One rampant problem is the brain drain, the loss of residents with skills and education, to larger metropolitan areas that offer superior career prospects. The small towns’ problem is the inverse that of the major metros. Lacking a skilled and educated workforce makes it difficult to attract higher-quality employers; the lack of higher-quality employers makes it difficult to recruit or retain educated workers. Writes Gordon:

The loss of a primary employer means more than the loss of jobs and taxes. It can also mean the loss of the best of the workforce in the city as well as private support for organizations and causes throughout the community. This brain drain is an extremely serious for micropolitan cities.

That problem feeds another one: The erosion of the business tax base and the loss of higher-income individuals reduces the resources available to small towns and cities to make the investments in education and infrastructure they need to grow. “The ‘Catch-22’ is that the community then becomes less attractive to potential new residents and employers.

If there is a magic formula for success, Gordon didn’t find it. Indeed, his summary chapters are remarkably pessimistic — not for any apocalyptic language, which he studiously avoids, but for the simple paucity of plausible economic-development strategies beyond the well-worn ideas of diversifying the economy and revitalizing downtown.

That’s not to say that the future of micropolitan America is hopeless. There is a niche for people who prefer a slower-paced life in a tightly knit community where everyone knows and supports one another. For the most part, those people are retirees. I confess, I did not read all 70 of the community profiles, but I saw little discussion of what it takes to become a successful retirement community — something any region with access to beaches or mountains can reasonably aspire to.

There also is a niche for micropolitan areas on the periphery of large metros. Here in Virginia, small cities and towns in the Shenandoah Valley or along the Chesapeake Bay can cater to affluent residents of the Washington metropolitan area by creating a weekend-getaway economy of B&Bs, boutique stores and restaurants, local crafts, and activities geared to sailing (on the Chesapeake) or the mountains (Shenandoah). These regions can even recruit burned-out urban dwellers seeking a bucolic place to live while working as a consultant or telecommuter. A disproportionate number of these escapees wind up starting small businesses and becoming local employers. Unfortunately, to date, local economic developers have stuck with the industrial-recruitment strategy that bears less and less fruit.

Thirdly, micropolitan communities should consider the virtues of smart growth. All small towns — those in Virginia, at least — are mini replicas of metro Washington, Richmond and Hampton Roads in having allowed auto-centric growth to leak into surrounding counties even as the urban core struggles to maintain its population.
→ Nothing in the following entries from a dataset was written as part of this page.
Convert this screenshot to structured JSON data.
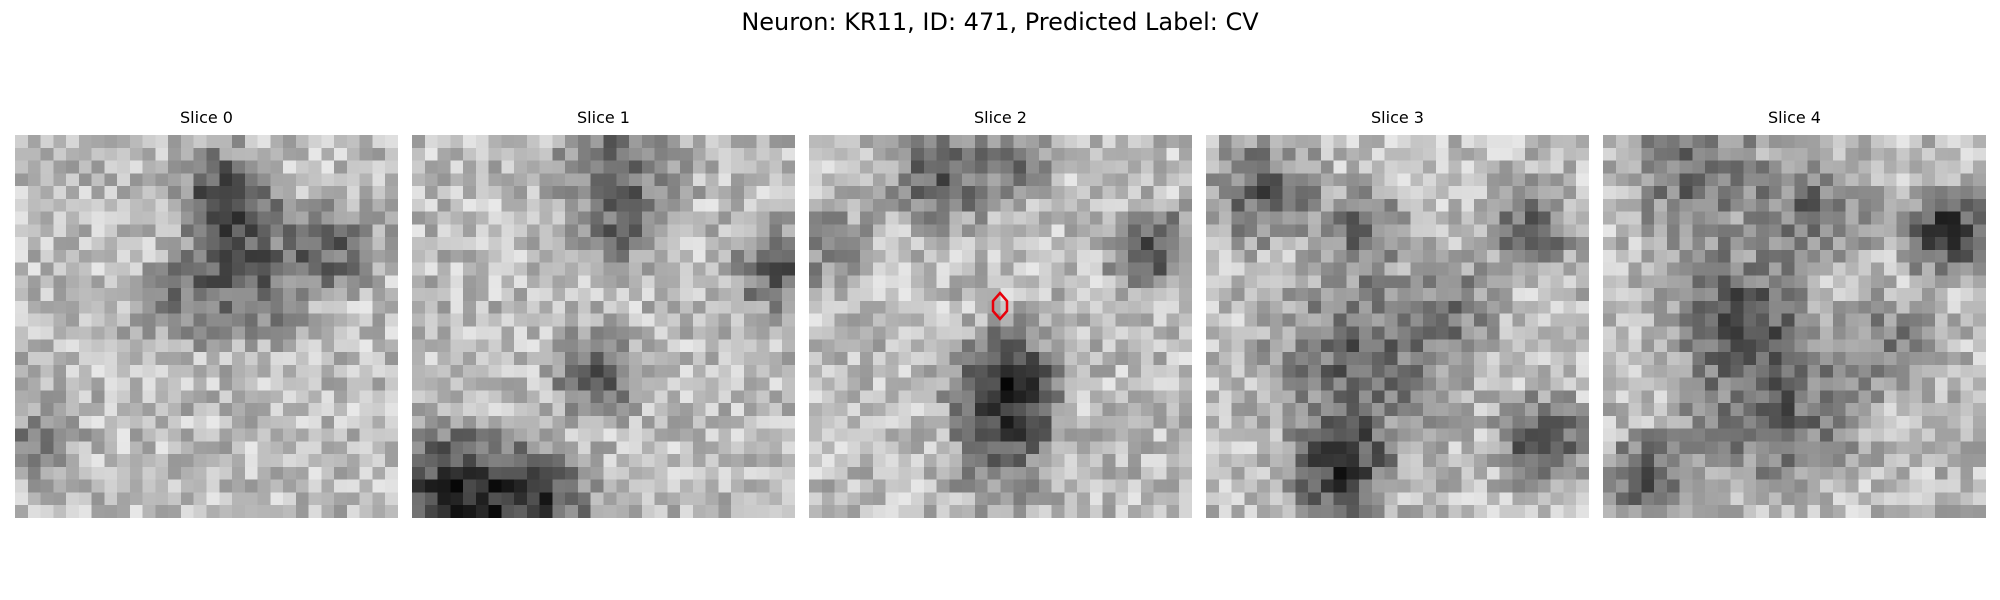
{
  "figure": {
    "title": "Neuron: KR11, ID: 471, Predicted Label: CV"
  },
  "slices": [
    {
      "title": "Slice 0"
    },
    {
      "title": "Slice 1"
    },
    {
      "title": "Slice 2"
    },
    {
      "title": "Slice 3"
    },
    {
      "title": "Slice 4"
    }
  ],
  "marker": {
    "slice_index": 2,
    "shape": "diamond",
    "color": "#e8000b"
  },
  "colors": {
    "background": "#ffffff",
    "colormap": "grayscale"
  }
}
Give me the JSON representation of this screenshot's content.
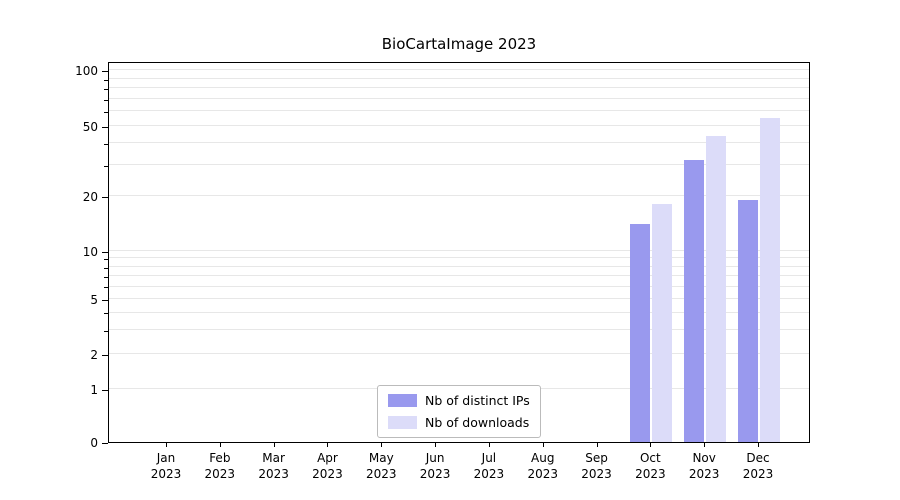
{
  "title": "BioCartaImage 2023",
  "chart_data": {
    "type": "bar",
    "title": "BioCartaImage 2023",
    "categories": [
      "Jan 2023",
      "Feb 2023",
      "Mar 2023",
      "Apr 2023",
      "May 2023",
      "Jun 2023",
      "Jul 2023",
      "Aug 2023",
      "Sep 2023",
      "Oct 2023",
      "Nov 2023",
      "Dec 2023"
    ],
    "series": [
      {
        "name": "Nb of distinct IPs",
        "color": "#9999ee",
        "values": [
          0,
          0,
          0,
          0,
          0,
          0,
          0,
          0,
          0,
          14,
          32,
          19
        ]
      },
      {
        "name": "Nb of downloads",
        "color": "#dcdcf9",
        "values": [
          0,
          0,
          0,
          0,
          0,
          0,
          0,
          0,
          0,
          18,
          44,
          55
        ]
      }
    ],
    "yscale": "symlog",
    "y_ticks": [
      0,
      1,
      2,
      5,
      10,
      20,
      50,
      100
    ],
    "ylim": [
      0,
      100
    ],
    "xlabel": "",
    "ylabel": "",
    "grid": true,
    "legend_position": "lower center"
  }
}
The consequence of a dispersed population is that it becomes more expensive to provide citizens with infrastructure and public services than it need be, thus making it more difficult to maintain the quality of public services needed to attract new residents and businesses. (Every mayor of a small Virginia city should become a faithful reader of the Strong Towns blog based on the observations of Charles Marohn in Brainerd, Minn., who chronicles the foolhardy investment of scarce small-town resources in infrastructure projects that yield little value.)
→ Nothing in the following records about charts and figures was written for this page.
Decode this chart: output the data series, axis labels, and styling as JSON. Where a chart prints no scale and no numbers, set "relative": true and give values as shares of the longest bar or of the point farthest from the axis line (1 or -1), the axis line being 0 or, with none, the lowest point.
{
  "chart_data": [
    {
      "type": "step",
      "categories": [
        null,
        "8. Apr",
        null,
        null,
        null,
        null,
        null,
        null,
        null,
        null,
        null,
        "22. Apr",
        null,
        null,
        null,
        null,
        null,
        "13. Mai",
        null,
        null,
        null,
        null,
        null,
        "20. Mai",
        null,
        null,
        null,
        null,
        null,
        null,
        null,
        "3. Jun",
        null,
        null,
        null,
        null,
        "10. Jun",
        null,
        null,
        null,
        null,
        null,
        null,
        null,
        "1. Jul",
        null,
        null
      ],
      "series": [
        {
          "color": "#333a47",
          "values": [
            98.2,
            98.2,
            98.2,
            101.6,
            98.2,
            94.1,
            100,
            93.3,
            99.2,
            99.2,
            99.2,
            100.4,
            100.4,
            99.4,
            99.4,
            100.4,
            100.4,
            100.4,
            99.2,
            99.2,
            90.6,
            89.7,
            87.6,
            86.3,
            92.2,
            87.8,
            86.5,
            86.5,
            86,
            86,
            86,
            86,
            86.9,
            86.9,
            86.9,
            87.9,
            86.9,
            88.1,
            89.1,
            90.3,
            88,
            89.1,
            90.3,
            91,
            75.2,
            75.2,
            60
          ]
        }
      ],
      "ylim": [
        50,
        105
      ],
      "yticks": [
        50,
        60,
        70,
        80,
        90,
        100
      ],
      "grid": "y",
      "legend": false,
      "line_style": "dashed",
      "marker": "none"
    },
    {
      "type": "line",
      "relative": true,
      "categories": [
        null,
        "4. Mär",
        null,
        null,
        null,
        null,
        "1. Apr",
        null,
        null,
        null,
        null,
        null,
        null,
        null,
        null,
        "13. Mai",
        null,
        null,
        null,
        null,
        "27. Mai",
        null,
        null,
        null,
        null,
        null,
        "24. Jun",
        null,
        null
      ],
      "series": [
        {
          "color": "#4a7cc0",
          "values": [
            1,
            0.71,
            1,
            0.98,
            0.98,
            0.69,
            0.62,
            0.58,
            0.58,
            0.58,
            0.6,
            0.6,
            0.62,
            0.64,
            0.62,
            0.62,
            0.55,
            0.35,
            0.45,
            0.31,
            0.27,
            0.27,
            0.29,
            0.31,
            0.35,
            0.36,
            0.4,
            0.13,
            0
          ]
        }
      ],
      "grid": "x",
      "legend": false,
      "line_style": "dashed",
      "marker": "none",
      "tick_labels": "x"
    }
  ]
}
Those small-bore ideas may be a big leap for someone like Gordon, whose cosmopolitan EDA maintains offices in Bangalore, Tel Aviv, Munich, London and Seoul among other places. But it’s a leap that the small-town mayors had better make. What they’re doing now isn’t working, and there is no reason to think that the economics of urban growth will change anytime soon. If small-town leaders need any further proof, they should read Gordon’s book and see what their peers are doing — or not doing.